PROJETO QUER ANISTIAR MENSALEIROS NA CÂMARA

De autoria do ex-deputado Ernandes Amorim, o PL 2589 pede a revisão da cassação dos políticos que perderam o mandato em consequência do caso que está sendo julgado pelo STF, conta Leandro Mazzini, na Coluna Esplanada

por Leandro Mazzini | CONGRESSO EM FOCO 18/08/2012 11:00

Mensaleiros tentam anistia na Câmara

Enquanto os ministros do STF discutem se condenarão ou não os réus da Ação Penal 470, o PT, PTB e PR tentam dar celeridade a um projeto de lei que anistia os mensaleiros na Câmara.
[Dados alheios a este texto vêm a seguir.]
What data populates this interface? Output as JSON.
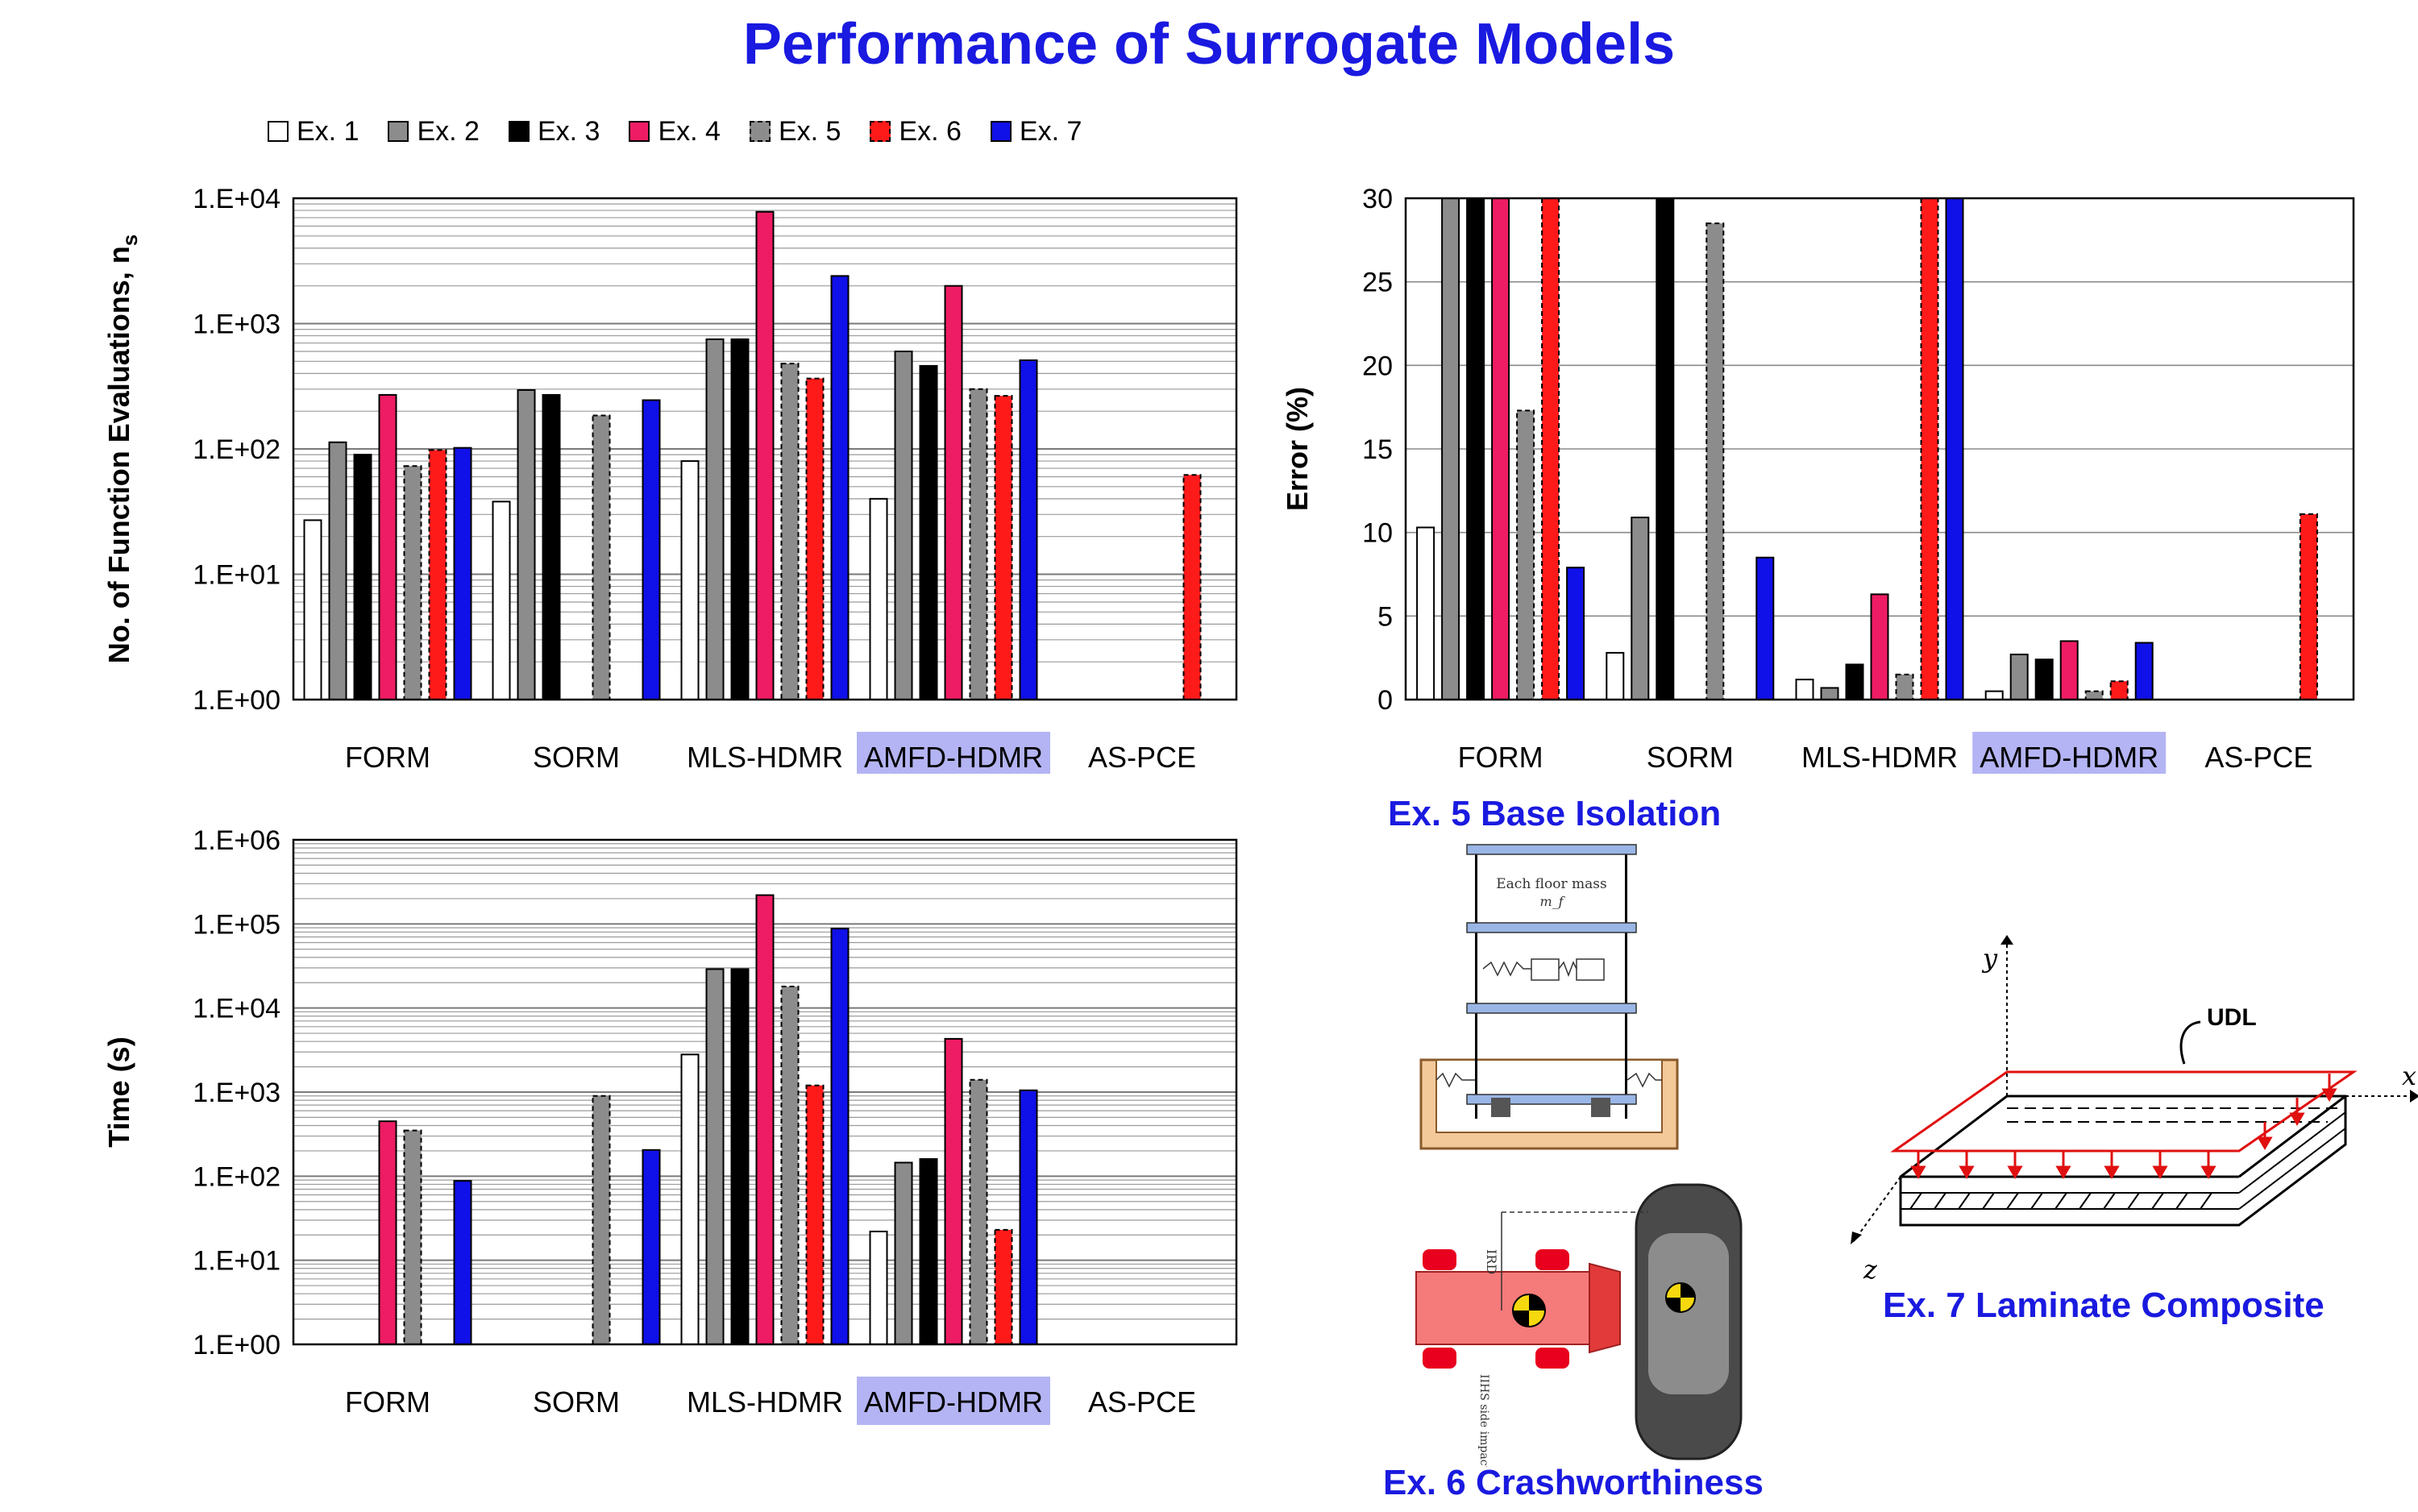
{
  "title": "Performance of Surrogate Models",
  "legend": [
    {
      "name": "Ex. 1",
      "color": "#ffffff",
      "dashed": false
    },
    {
      "name": "Ex. 2",
      "color": "#8c8c8c",
      "dashed": false
    },
    {
      "name": "Ex. 3",
      "color": "#000000",
      "dashed": false
    },
    {
      "name": "Ex. 4",
      "color": "#ee1c64",
      "dashed": false
    },
    {
      "name": "Ex. 5",
      "color": "#8c8c8c",
      "dashed": true
    },
    {
      "name": "Ex. 6",
      "color": "#ff1a1a",
      "dashed": true
    },
    {
      "name": "Ex. 7",
      "color": "#1010e8",
      "dashed": false
    }
  ],
  "highlight_category": "AMFD-HDMR",
  "highlight_color": "#b4b4f4",
  "chart_data": [
    {
      "id": "evaluations",
      "type": "bar",
      "scale": "log",
      "categories": [
        "FORM",
        "SORM",
        "MLS-HDMR",
        "AMFD-HDMR",
        "AS-PCE"
      ],
      "ylabel": "No. of Function Evaluations, n",
      "ylabel_sub": "s",
      "ylim": [
        1,
        10000
      ],
      "yticks": [
        "1.E+00",
        "1.E+01",
        "1.E+02",
        "1.E+03",
        "1.E+04"
      ],
      "series": [
        {
          "name": "Ex. 1",
          "values": [
            27,
            38,
            80,
            40,
            null
          ]
        },
        {
          "name": "Ex. 2",
          "values": [
            113,
            295,
            750,
            600,
            null
          ]
        },
        {
          "name": "Ex. 3",
          "values": [
            90,
            270,
            750,
            460,
            null
          ]
        },
        {
          "name": "Ex. 4",
          "values": [
            270,
            null,
            7800,
            2000,
            null
          ]
        },
        {
          "name": "Ex. 5",
          "values": [
            73,
            185,
            480,
            300,
            null
          ]
        },
        {
          "name": "Ex. 6",
          "values": [
            98,
            null,
            365,
            265,
            62
          ]
        },
        {
          "name": "Ex. 7",
          "values": [
            102,
            245,
            2400,
            510,
            null
          ]
        }
      ]
    },
    {
      "id": "error",
      "type": "bar",
      "scale": "linear",
      "categories": [
        "FORM",
        "SORM",
        "MLS-HDMR",
        "AMFD-HDMR",
        "AS-PCE"
      ],
      "ylabel": "Error (%)",
      "ylim": [
        0,
        30
      ],
      "yticks": [
        "0",
        "5",
        "10",
        "15",
        "20",
        "25",
        "30"
      ],
      "series": [
        {
          "name": "Ex. 1",
          "values": [
            10.3,
            2.8,
            1.2,
            0.5,
            null
          ]
        },
        {
          "name": "Ex. 2",
          "values": [
            30,
            10.9,
            0.7,
            2.7,
            null
          ]
        },
        {
          "name": "Ex. 3",
          "values": [
            30,
            30,
            2.1,
            2.4,
            null
          ]
        },
        {
          "name": "Ex. 4",
          "values": [
            30,
            null,
            6.3,
            3.5,
            null
          ]
        },
        {
          "name": "Ex. 5",
          "values": [
            17.3,
            28.5,
            1.5,
            0.5,
            null
          ]
        },
        {
          "name": "Ex. 6",
          "values": [
            30,
            null,
            30,
            1.1,
            11.1
          ]
        },
        {
          "name": "Ex. 7",
          "values": [
            7.9,
            8.5,
            30,
            3.4,
            null
          ]
        }
      ]
    },
    {
      "id": "time",
      "type": "bar",
      "scale": "log",
      "categories": [
        "FORM",
        "SORM",
        "MLS-HDMR",
        "AMFD-HDMR",
        "AS-PCE"
      ],
      "ylabel": "Time (s)",
      "ylim": [
        1,
        1000000
      ],
      "yticks": [
        "1.E+00",
        "1.E+01",
        "1.E+02",
        "1.E+03",
        "1.E+04",
        "1.E+05",
        "1.E+06"
      ],
      "series": [
        {
          "name": "Ex. 1",
          "values": [
            null,
            null,
            2800,
            22,
            null
          ]
        },
        {
          "name": "Ex. 2",
          "values": [
            null,
            null,
            29000,
            145,
            null
          ]
        },
        {
          "name": "Ex. 3",
          "values": [
            null,
            null,
            29000,
            160,
            null
          ]
        },
        {
          "name": "Ex. 4",
          "values": [
            450,
            null,
            220000,
            4300,
            null
          ]
        },
        {
          "name": "Ex. 5",
          "values": [
            350,
            900,
            18000,
            1400,
            null
          ]
        },
        {
          "name": "Ex. 6",
          "values": [
            null,
            null,
            1200,
            23,
            null
          ]
        },
        {
          "name": "Ex. 7",
          "values": [
            88,
            205,
            88000,
            1050,
            null
          ]
        }
      ]
    }
  ],
  "examples": {
    "ex5": {
      "caption": "Ex. 5  Base Isolation",
      "floor_label": "Each floor mass",
      "floor_sym": "m_f"
    },
    "ex6": {
      "caption": "Ex. 6  Crashworthiness",
      "side_label": "IIHS side impact setup",
      "dim_label": "IRD"
    },
    "ex7": {
      "caption": "Ex. 7  Laminate Composite",
      "load_label": "UDL",
      "axis_x": "x",
      "axis_y": "y",
      "axis_z": "z"
    }
  }
}
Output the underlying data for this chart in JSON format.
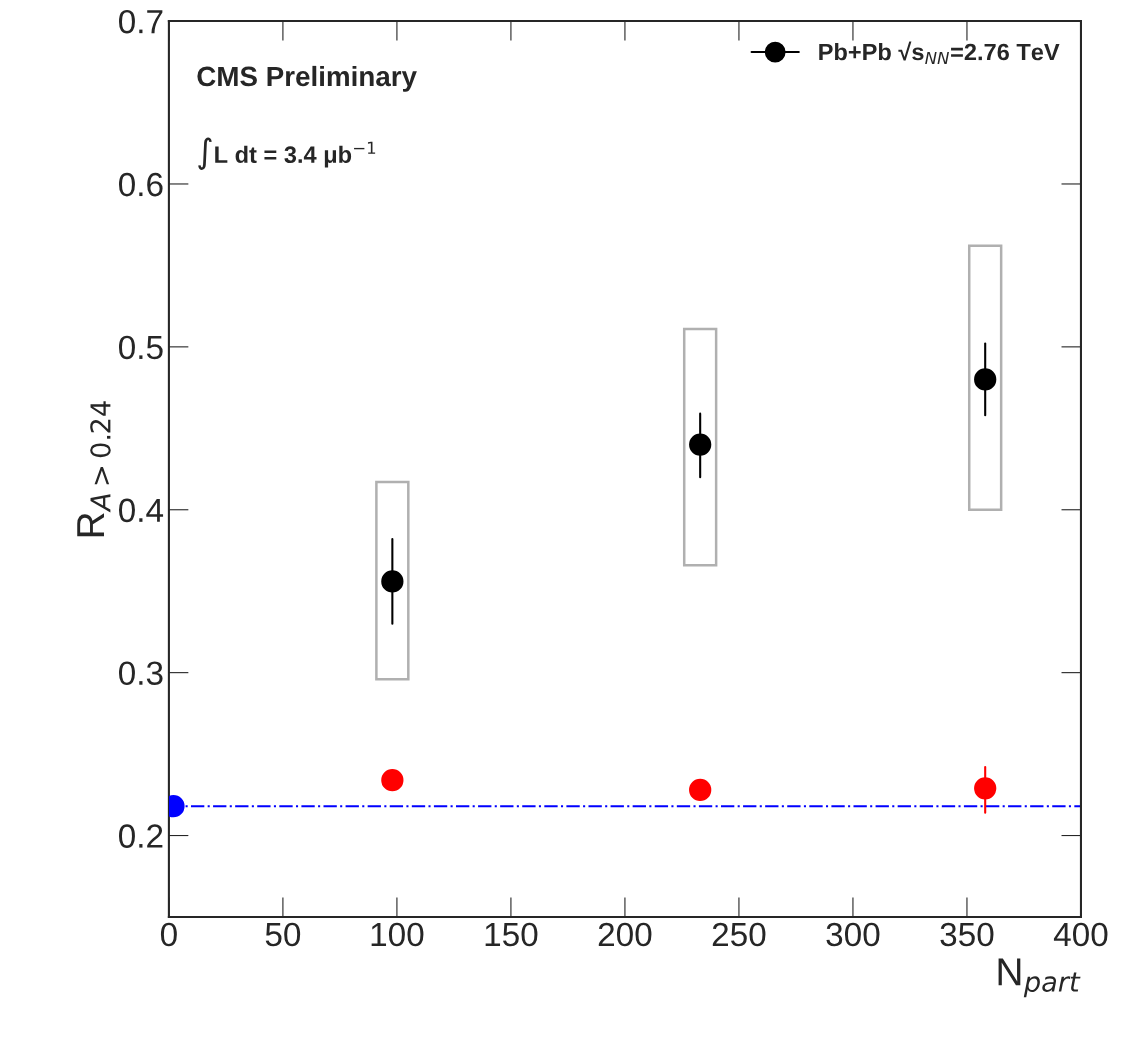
{
  "chart_data": {
    "type": "scatter",
    "xlabel": "N$_{part}$",
    "ylabel": "R$_{A>0.24}$",
    "annotations": [
      "CMS Preliminary",
      "∫L dt = 3.4 μb$^{−1}$"
    ],
    "xlim": [
      0,
      400
    ],
    "xticks": [
      0,
      50,
      100,
      150,
      200,
      250,
      300,
      350,
      400
    ],
    "ylim": [
      0.15,
      0.7
    ],
    "yticks": [
      0.2,
      0.3,
      0.4,
      0.5,
      0.6,
      0.7
    ],
    "legend": "top right",
    "marker": "circle",
    "grid": false,
    "ref_lines": [
      {
        "axis": "y",
        "value": 0.218,
        "color": "#0000ff",
        "line_style": "dashdot"
      }
    ],
    "series": [
      {
        "type": "bar",
        "color": "#b0b0b0",
        "x": [
          98,
          233,
          358
        ],
        "base": [
          0.296,
          0.366,
          0.4
        ],
        "values": [
          0.121,
          0.145,
          0.162
        ]
      },
      {
        "name": "Pb+Pb √s$_{NN}$=2.76 TeV",
        "color": "#000000",
        "x": [
          98,
          233,
          358
        ],
        "values": [
          0.356,
          0.44,
          0.48
        ],
        "errors": [
          [
            0.33,
            0.382
          ],
          [
            0.42,
            0.459
          ],
          [
            0.458,
            0.502
          ]
        ]
      },
      {
        "color": "#0000ff",
        "x": [
          2
        ],
        "values": [
          0.218
        ]
      },
      {
        "color": "#ff0000",
        "x": [
          98,
          233,
          358
        ],
        "values": [
          0.234,
          0.228,
          0.229
        ],
        "errors": [
          null,
          null,
          [
            0.214,
            0.242
          ]
        ]
      }
    ]
  }
}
A base governista aproveitou o recesso para driblar a oposição.

O PL 2589 de 2007 foi distribuído em dezembro daquele ano, mas não vingou e foi arquivado. Um aliado de Valdemar da Costa Neto (PR), réu no STF, requereu o desarquivamento em dezembro do ano passado e a proposta chegou à Comissão de Constituição e Justiça (CCJ), onde aguarda relator.

O projeto que tenta anistiar os mensaleiros é de Ernandes Amorim, aliado de Roberto JeffersonPai da criança. O projeto de anistia ‘aos cassados por quebra de decoro’ entre 2003 e 2006 é de autoria do ex-deputado Ernandes Amorim (PTB-RO), partido do réu Roberto Jefferson.

Suposto ajuste

Ao defender aliados, o ex-deputado deu outro nome ao mensalão: ‘Em virtude de suposto ajuste para manter ou obter apoio político ao governo federal’.

Cumplicidade

As tentativas nos recessos tiveram a anuência de dois petistas presidentes da Câmara. Arlindo Chinaglia (SP), em 2007, e Marco Maia (RS), ano passado.

A manobra

Para apressar a tramitação, o PT e o PR apensaram o PL em 2007 a um projeto de Neilton Mulim (PR-RJ), que proibia anistia a servidor demitido por corrupção. A ideia é boa, mas junto foi a armadilha da anistia a mensaleiros.